When Buying A House, Be Careful What You Offer
I received a phone call not long ago from the seller of a home my client was purchasing. She called to thank us for the way we had handled the sale.
“This was a reminder to me how we need to act when we buy our next home,” she told me. “You’ve done everything the way we’d expect you’d want to be treated.”
When my buyer and I discussed making an offer on the house, we talked about the actual market value of the home. We talked about whether she wanted to ask the seller to pay some of her closing costs – a common request. My buyer trusted my recommendation on what to offer. Sure, she didn’t want to overpay for the house, but at the same time, she loved this house, and didn’t want anything to get in the way of getting an accepted offer.
We didn’t offer the full list price, and we asked for some closing costs, but not a huge amount. We were realistic about giving them time to respond and the closing date. We asked for a home warranty, too. The seller accepted our offer. We learned there actually were two offers submitted. The seller could have asked both of the buyers to submit what we call, a final and best offer. The sellers didn’t want to do that. They wanted to work with this buyer, because her offer was fair.
Because the seller was so happy with how the transaction went, the sellers hired professional housecleaners to clean from top-to-bottom, including cleaning out every cabinet and every drawer. They wanted to treat my buyer the way they want to be treated.
That simple sentiment is something we often forget during the stressful home-buying and home-selling process.
Too often cost-conscious buyers don’t want to start with an offer that’s too high for fear that they’ll pay more than they would have to. Too often, however, those same buyers end up actually paying more, whether it’s on the purchase price or during the inspection.
You know the saying, “You never get a second chance to make a first impression?” Well, those first impressions often are cemented once the offer is submitted. If your offer is a low-ball, well below the actual market value (not necessarily the list price), you risk the chance of angering the seller.

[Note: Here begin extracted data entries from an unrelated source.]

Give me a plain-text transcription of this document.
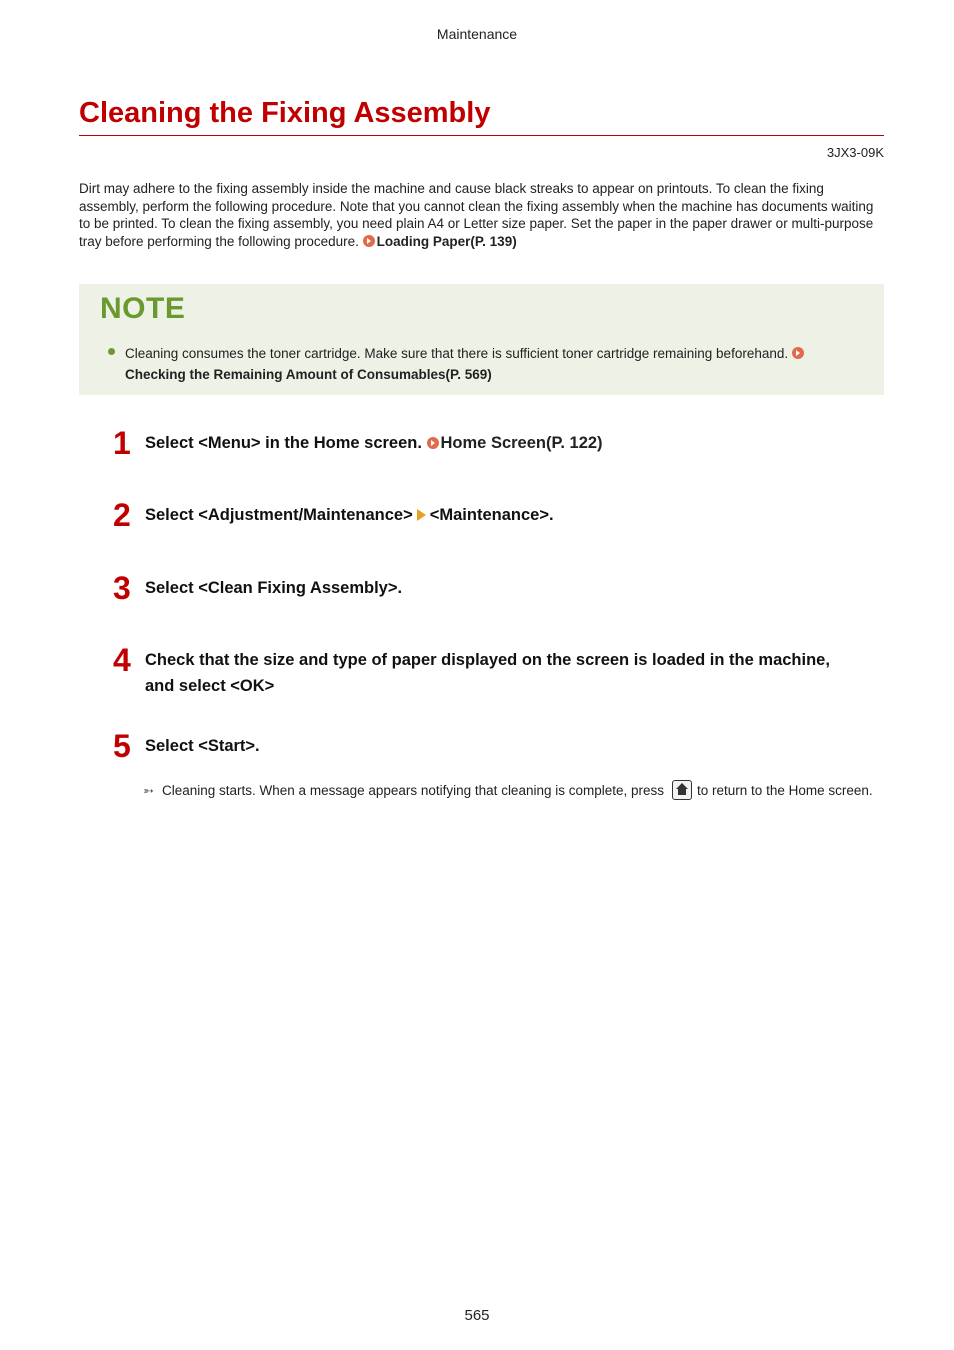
Maintenance
Cleaning the Fixing Assembly
3JX3-09K

Dirt may adhere to the fixing assembly inside the machine and cause black streaks to appear on printouts. To clean the fixing assembly, perform the following procedure. Note that you cannot clean the fixing assembly when the machine has documents waiting to be printed. To clean the fixing assembly, you need plain A4 or Letter size paper. Set the paper in the paper drawer or multi-purpose tray before performing the following procedure. Loading Paper(P. 139)

NOTE

Cleaning consumes the toner cartridge. Make sure that there is sufficient toner cartridge remaining beforehand. Checking the Remaining Amount of Consumables(P. 569)

1 Select <Menu> in the Home screen. Home Screen(P. 122)

2 Select <Adjustment/Maintenance> <Maintenance>.

3 Select <Clean Fixing Assembly>.

4 Check that the size and type of paper displayed on the screen is loaded in the machine, and select <OK>

5 Select <Start>.

➳ Cleaning starts. When a message appears notifying that cleaning is complete, press to return to the Home screen.

565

Buying a home is full of emotions on both sides of the table. When a seller is insulted, they are less likely to negotiate. You’ve already made a bad first impression, and now the seller is on the defensive. They have forgotten their first goal is to sell their house, and instead, they are focused on playing hardball, and making you pay for the insult.
Are there ever times it’s OK to make a low-ball offer? Sure there are. If a house is grossly overpriced – based on a professional estimate of market value, not an online guestimate – a foreclosure or other distressed property may be appropriate to throw out a low-ball. But, a reasonable priced house in good or great condition in a desirable area? That’s no time for a low-ball.
In real estate and in life, it’s always best to treat others the way you want to be treated. It’s at least going to get you off to a good start, and hopefully, will set up a home purchase that goes more smoothly.